For all forms of prohibited conduct covered by this policy, the terms consent, force, coercion, and incapacitation are defined as follows:
Consent consists of an affirmative, conscious decision by each participant to engage in mutually agreed-upon sexual activity. Participants must act freely and voluntarily and have knowledge of the nature of the act involved. The following are essential elements of consent: (1) Consent must be informed and reciprocal. All parties must demonstrate a clear and mutual understanding of the nature and scope of the act to which they are consenting and a willingness to do the same thing, at the same time, in the same way. (2) Consent must be freely and actively given. Consent must be an affirmative action or communication that is freely, actively and voluntarily given. Consent cannot be obtained through the use of force, coercion, threats or intimidation, or by taking advantage of the incapacitation of another individual. (3) Consent must be mutually understandable. Communication regarding consent consists of mutually understandable words and/or actions that indicate a willingness to engage in sexual activity. Consent must be clearly communicated or outwardly demonstrated; therefore, consent cannot be inferred from silence, passivity, lack of resistance, lack of active response, or choice of clothing. For example, an individual’s choice of clothing is not an outward demonstration of consent to a sexual activity. (4) Consent is not indefinite. Consent may be withdrawn by either party at any time. Withdrawal of consent can be a verbally expressed statement, such as “no” or “stop” or can be based on an outward demonstration that conveys that an individual is hesitant, confused, uncertain, or is no longer a willing participant. (5) Consent is limited. Consent to one form of sexual contact does not constitute consent to all forms of sexual contact, nor does consent to one sexual activity with one person constitute consent to activity with any other person.
Force is the use of, or threat of, physical violence or intimidation to overcome an individual’s freedom of will to choose whether or not to participate in sexual activity. The reporting party does not have to resist the sexual advancement or request in order to establish the use of force; however, resistance by the reporting party will be viewed as a clear demonstration of non-consent. Force can include a wide range of behaviors, including, but not limited to intimidation, manipulation, threats, and blackmail. A person’s words or conduct are sufficient to constitute force if they wrongfully impair another individual’s freedom of will and ability to choose whether or not to engage in sexual activity.

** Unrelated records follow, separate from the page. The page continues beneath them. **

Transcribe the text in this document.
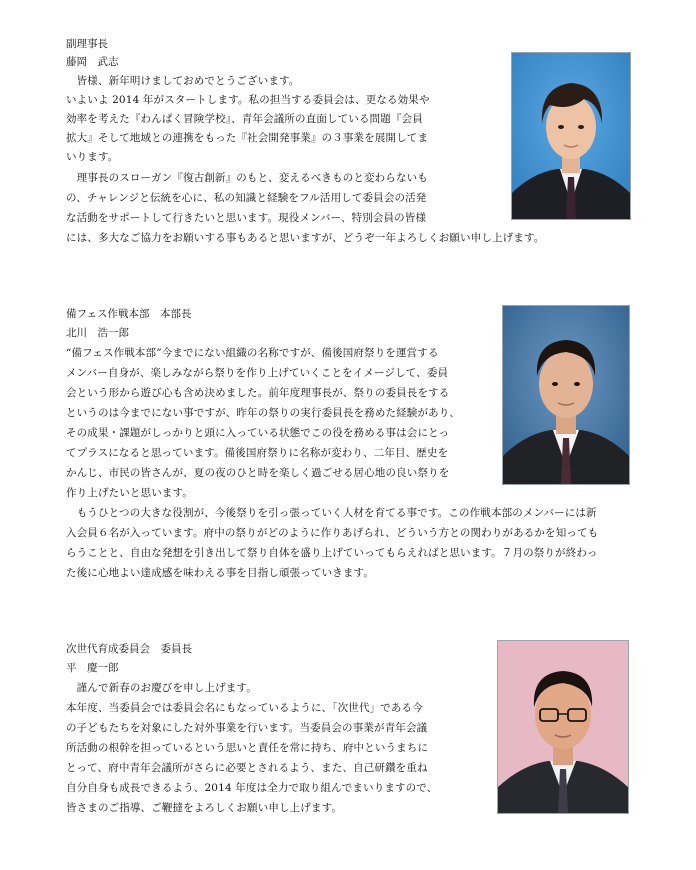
副理事長

藤岡　武志

　皆様、新年明けましておめでとうございます。

いよいよ 2014 年がスタートします。私の担当する委員会は、更なる効果や

効率を考えた『わんぱく冒険学校』、青年会議所の直面している問題『会員

拡大』そして地域との連携をもった『社会開発事業』の３事業を展開してま

いります。

　理事長のスローガン『復古創新』のもと、変えるべきものと変わらないも

の、チャレンジと伝統を心に、私の知識と経験をフル活用して委員会の活発

な活動をサポートして行きたいと思います。現役メンバー、特別会員の皆様

には、多大なご協力をお願いする事もあると思いますが、どうぞ一年よろしくお願い申し上げます。

備フェス作戦本部　本部長

北川　浩一郎

“備フェス作戦本部”今までにない組織の名称ですが、備後国府祭りを運営する

メンバー自身が、楽しみながら祭りを作り上げていくことをイメージして、委員

会という形から遊び心も含め決めました。前年度理事長が、祭りの委員長をする

というのは今までにない事ですが、昨年の祭りの実行委員長を務めた経験があり、

その成果・課題がしっかりと頭に入っている状態でこの役を務める事は会にとっ

てプラスになると思っています。備後国府祭りに名称が変わり、二年目、歴史を

かんじ、市民の皆さんが、夏の夜のひと時を楽しく過ごせる居心地の良い祭りを

作り上げたいと思います。

　もうひとつの大きな役割が、今後祭りを引っ張っていく人材を育てる事です。この作戦本部のメンバーには新

入会員６名が入っています。府中の祭りがどのように作りあげられ、どういう方との関わりがあるかを知っても

らうことと、自由な発想を引き出して祭り自体を盛り上げていってもらえればと思います。７月の祭りが終わっ

た後に心地よい達成感を味わえる事を目指し頑張っていきます。

次世代育成委員会　委員長

平　慶一郎

　謹んで新春のお慶びを申し上げます。

本年度、当委員会では委員会名にもなっているように、「次世代」である今

の子どもたちを対象にした対外事業を行います。当委員会の事業が青年会議

所活動の根幹を担っているという思いと責任を常に持ち、府中というまちに

とって、府中青年会議所がさらに必要とされるよう、また、自己研鑽を重ね

自分自身も成長できるよう、2014 年度は全力で取り組んでまいりますので、

皆さまのご指導、ご鞭撻をよろしくお願い申し上げます。
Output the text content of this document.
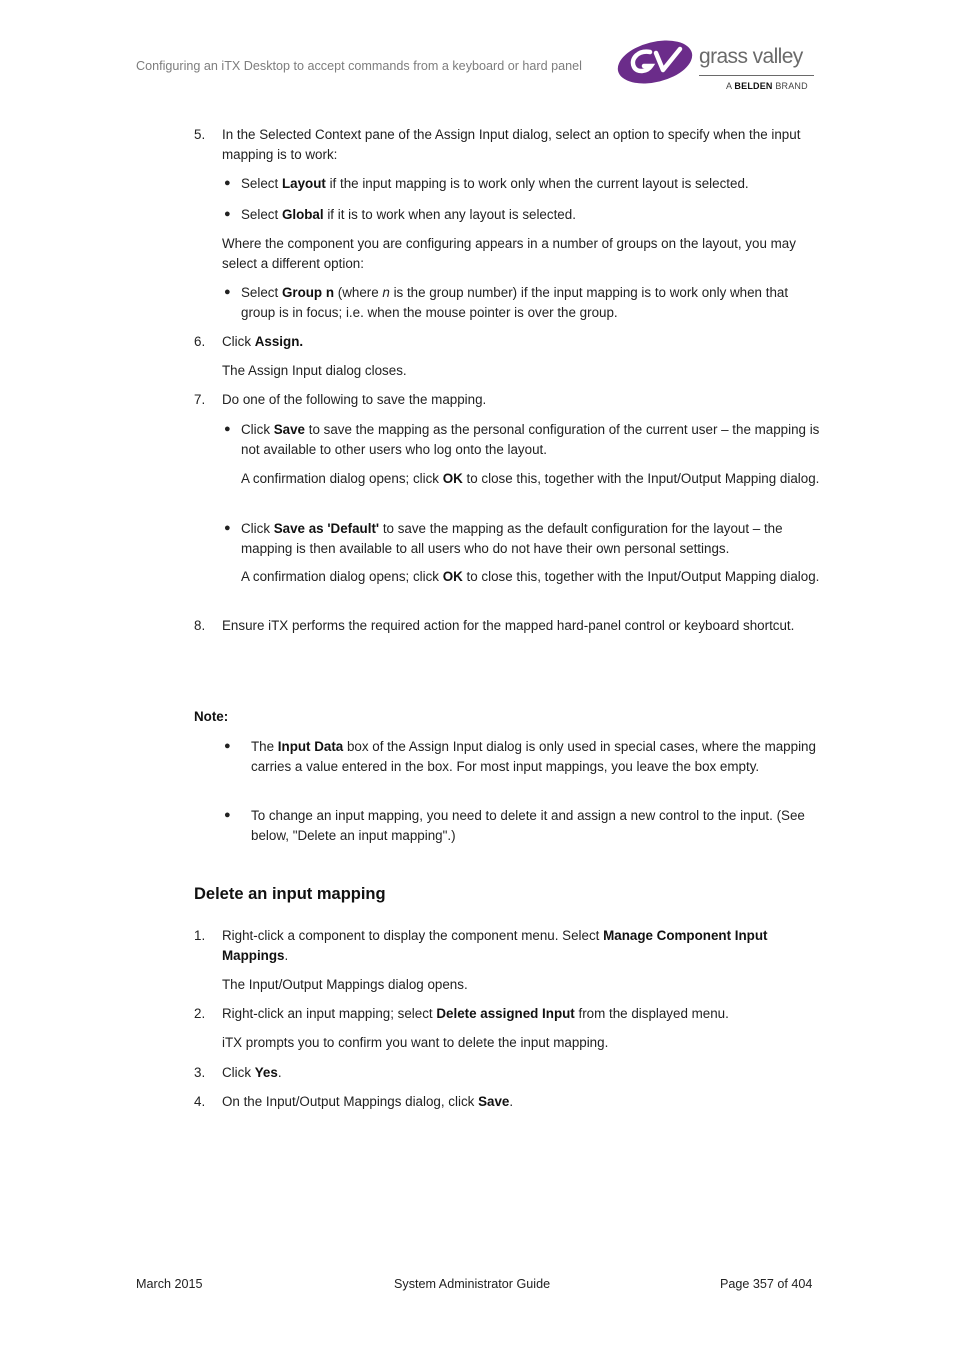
Configuring an iTX Desktop to accept commands from a keyboard or hard panel	grass valley
A BELDEN BRAND
5.	In the Selected Context pane of the Assign Input dialog, select an option to specify when the input mapping is to work:
● Select Layout if the input mapping is to work only when the current layout is selected.
● Select Global if it is to work when any layout is selected.
Where the component you are configuring appears in a number of groups on the layout, you may select a different option:
● Select Group n (where n is the group number) if the input mapping is to work only when that group is in focus; i.e. when the mouse pointer is over the group.
6.	Click Assign.
The Assign Input dialog closes.
7.	Do one of the following to save the mapping.
● Click Save to save the mapping as the personal configuration of the current user – the mapping is not available to other users who log onto the layout.
A confirmation dialog opens; click OK to close this, together with the Input/Output Mapping dialog.
● Click Save as 'Default' to save the mapping as the default configuration for the layout – the mapping is then available to all users who do not have their own personal settings.
A confirmation dialog opens; click OK to close this, together with the Input/Output Mapping dialog.
8.	Ensure iTX performs the required action for the mapped hard-panel control or keyboard shortcut.
Note:
● The Input Data box of the Assign Input dialog is only used in special cases, where the mapping carries a value entered in the box. For most input mappings, you leave the box empty.
● To change an input mapping, you need to delete it and assign a new control to the input. (See below, "Delete an input mapping".)
Delete an input mapping
1.	Right-click a component to display the component menu. Select Manage Component Input Mappings.
The Input/Output Mappings dialog opens.
2.	Right-click an input mapping; select Delete assigned Input from the displayed menu.
iTX prompts you to confirm you want to delete the input mapping.
3.	Click Yes.
4.	On the Input/Output Mappings dialog, click Save.
March 2015	System Administrator Guide	Page 357 of 404
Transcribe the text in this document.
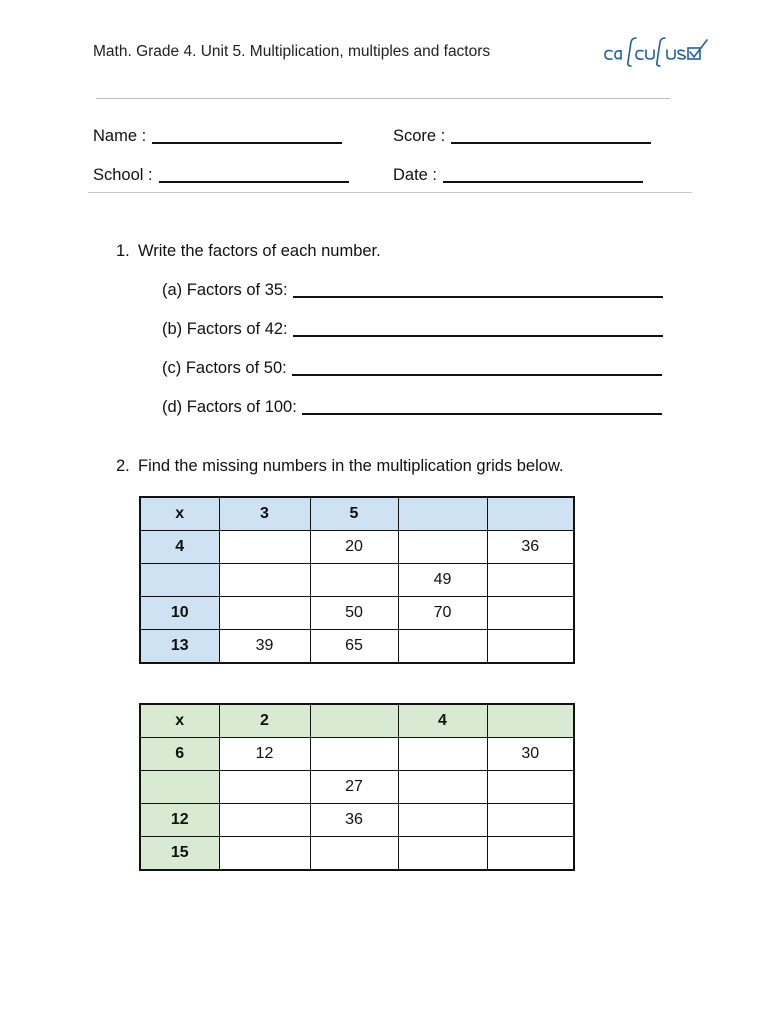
Math. Grade 4. Unit 5. Multiplication, multiples and factors
Name :	Score :
School :	Date :
1. Write the factors of each number.
(a) Factors of 35:
(b) Factors of 42:
(c) Factors of 50:
(d) Factors of 100:
2. Find the missing numbers in the multiplication grids below.
x	3	5		
4		20		36
			49	
10		50	70	
13	39	65		
x	2		4	
6	12			30
		27		
12		36		
15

Coercion is the improper use of pressure to compel another individual to engage in or to be the recipient of prohibited conduct. Coercion can include a wide range of behaviors, including, but not limited to intimidation, manipulation, threats, and blackmail. A person’s words or conduct are sufficient to constitute coercion if they interfere with another individual’s freedom of will and ability to consent whether or not to engage in sexual activity.
Incapacitation is a state during which an individual lacks the ability (mentally or physically) to make an informed and rational decision to engage in intimate or sexual activity because the individual lacks conscious knowledge of the nature of the act (e.g. to understand the who, what, when, where, why, or how of the sexual interaction) and/or is physically helpless.
Incapacitation may result from the use of alcohol, medication, and/or drugs. The impact of alcohol and drugs varies from person to person. Alcohol consumption, medication usage, and/or use of other drugs can affect a person’s ability to consent. To determine whether a party should have known about the incapacitation, consider the position of a sober, reasonable person. Being intoxicated or impaired by drugs, medication, or alcohol is never an excuse for failing to obtain consent from another person.
An individual is also considered incapacitated, and therefore unable to give consent, when asleep, unconscious, or otherwise unaware that sexual activity is occurring. Incapacitation may also exist because of a mental or developmental disability that impairs the ability to consent to sexual contact.